Pour mieux comprendre l'actualité globale, nationale et internationale sur les mutations de la sécurité
et de la défense, les nouvelles menaces et défis sécuritaires, la cybersécurité et
la cyberdéfense, les enjeux des technologies clés, la protection des données,
les facteurs humains et technologiques.

lundi

Un auditeur s'exprime dans la "Tirbune Libre" de l'Opinion

Tribune libre - article original ici

«Pour une équipe de France de l’industrie de défense». La tribune de Christophe-Alexandre Paillard

« Face aux géants américains du secteur, comme Boeing, Lockheed Martin ou General Dynamics, et même face aux industriels allemands de plus en plus actifs dans le spatial ou l’armement terrestre, l’industrie française doit rassembler ses forces et travailler en pack »

En 2018, les exportations françaises d’armement ont progressé de plus de 30 % par rapport à 2017, à 9,2 milliards d’euros.
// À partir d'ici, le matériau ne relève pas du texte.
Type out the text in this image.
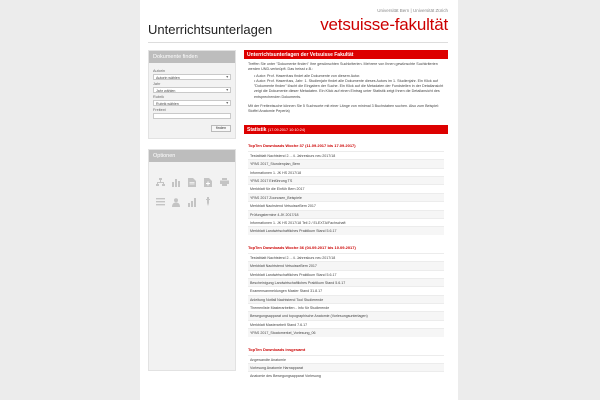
Unterrichtsunterlagen
Universität Bern | Universität Zürich
vetsuisse-fakultät
Dokumente finden
Autorin
Autorin wählen	▼
Jahr
Jahr wählen	▼
Rubrik
Rubrik wählen	▼
Freitext
finden
Optionen
Unterrichtsunterlagen der Vetsuisse Fakultät

Treffen Sie unter "Dokumente finden" Ihre gewünschten Suchkriterien. Mehrere von Ihnen gewünschte Suchkriterien werden UND-verknüpft. Das heisst z.B.:

• Autor: Prof. Hasenfuss findet alle Dokumente von diesem Autor.

• Autor: Prof. Hasenfuss, Jahr: 1. Studienjahr findet alle Dokumente dieses Autors im 1. Studienjahr. Ein Klick auf "Dokumente finden" löscht die Eingaben der Suche. Ein Klick auf die Metadaten der Fundstellen in der Detailansicht zeigt die Dokumente dieser Metadaten. Ein Klick auf einen Eintrag unter Statistik zeigt Ihnen die Detailansicht des entsprechenden Dokuments.

Mit der Freitextsuche können Sie 5 Suchworte mit einer Länge von minimal 3 Buchstaben suchen. Also zum Beispiel: Stoffel Anatomie Peperla)

Statistik (17.09.2017 10:10:24)
TopTen Downloads Woche 37 (11.09.2017 bis 17.09.2017)
Testatblatt Nachtstend 2. - 4. Jahreskurs neu 2017/18
YPAS 2017_Stundenplan_Bern
Informationen 1. JK HS 2017/18
YPAS 2017 Einführung TS
Merkblatt für die Einfüh Bern 2017
YPAS 2017 Zoonosen_Beispiele
Merkblatt Nachstend VetsuisseBern 2017
Prüfungstermine 4.JK 2017/18
Informationen 1. JK HS 2017/18 Teil 2 / ELEXTA/Fachschaft
Merkblatt Landwirtschaftliches Praktikum Stand 5.6.17
TopTen Downloads Woche 36 (04.09.2017 bis 10.09.2017)
Testatblatt Nachtstend 2. - 4. Jahreskurs neu 2017/18
Merkblatt Nachtstend VetsuisseBern 2017
Merkblatt Landwirtschaftliches Praktikum Stand 5.6.17
Bescheinigung Landwirtschaftliches Praktikum Stand 5.6.17
Examensanmeldungen Master Stand 31.8.17
Anleitung Notfall Nachtstend Tool Studierende
Themenliste Masterarbeiten - Info für Studierende
Bewegungsapparat und topographische Anatomie (Vorlesungsunterlagen)
Merkblatt Masterarbeit Stand 7.6.17
YPAS 2017_Stoatomerkel_Vorlesung_06
TopTen Downloads insgesamt
Angewandte Anatomie
Vorlesung Anatomie Harnapparat
Anatomie des Bewegungsapparat Vorlesung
La France est redevenue le troisième exportateur mondial d’armement, bénéficiant d’importantes vagues de commandes en provenance de ses principaux clients du Moyen-Orient. Ce chiffre élevé a fait l’objet de contestations car le ministère des Armées a comptabilisé en 2018 deux contrats qui n’ont pas encore fait l’objet de versements financiers : la vente à la Belgique de plus de 400 véhicules blindés du groupe Nexter, pour un montant de 1,6 milliard d’euros, et celui de 23 hélicoptères NH90 de transport du groupe Airbus à l’Espagne, pour un montant total de 1,5 milliard d’euros, dont 550 millions pour la partie française.
Ces questions comptables pourraient n’être qu’un détail, mais ces comptages ont aussi une grande importance politique permettant de gagner ou de perdre une à deux places dans le classement mondial et à préciser la position où se trouve vraiment l’industrie française par rapport à ses principaux concurrents, en Europe et dans le monde.
Or, l’industrie française de défense a aujourd’hui besoin d’être rassurée. De fait, la baisse continue ces vingt dernières années des budgets militaires européens a entraîné des modifications substantielles dans le panorama mondial de l’industrie de défense, à l’heure où les Etats-Unis font le forcing pour asseoir leur domination industrielle et technologique sur le camp occidental et où de nombreux pays concurrents, comme la Chine, la Russie ou Israël, s’imposent de plus en plus dans le domaine de la production de matériels militaires de haut niveau, capables de rivaliser avec leurs concurrents occidentaux.
Sans industrie de défense forte, il n’y a ni croissance durable, ni maîtrise des technologies qui sont essentielles à notre prospérité économique
Concurrence européenne. En plus de la concurrence de ces Etats, l’industrie française de défense subit également la concurrence de ses partenaires – et parfois rivaux - européens, à l’exemple de la rivalité industrielle et commerciale entre le Français Naval Group et l’Allemand TKMS dans le domaine naval, ou de celle du franco-germano-espagnol Airbus et de l’italo-britannique Leonardo dans le domaine des hélicoptères.
Face aux géants américains du secteur, comme Boeing, Lockheed Martin ou General Dynamics, et même face aux industriels allemands de plus en plus actifs dans le spatial ou l’armement terrestre, l’industrie française doit rassembler ses forces et travailler en pack. La France est certes riche d’importantes entreprises (Safran, Thales, Nexter, Naval Group ou Dassault…) innovantes et compétitives, mais cette industrie se heurte aussi à une dispersion de ses moyens et, parfois, à des rivalités personnelles. Car sans industrie de défense forte, il n’y a ni croissance durable, ni maîtrise des technologies qui sont essentielles à notre prospérité économique.
Le caractère stratégique de l’industrie de défense doit s’accompagner de la création d’une équipe de France de l’industrie de défense, sans pour autant recourir aux mécanismes parfois stériles des mécanos industriels pouvant conduire à des fusions malheureuses. Exemple emblématique, avec l’avion de combat du futur proposé par Dassault, la France dispose d’un très grand projet fédérateur capable d’entraîner notre industrie. Les Allemands l’ont d’ailleurs bien compris en votant au Bundestag le 6 juin un premier budget pour un projet de système franco-allemand de combat aérien du futur. La balle est dans notre camp.
Christophe-Alexandre Paillard est auditeur à la 67e session « Politique de défense » de l’IHEDN, maître de conférences à Sciences Po Paris. L’auteur s’exprime à titre personnel.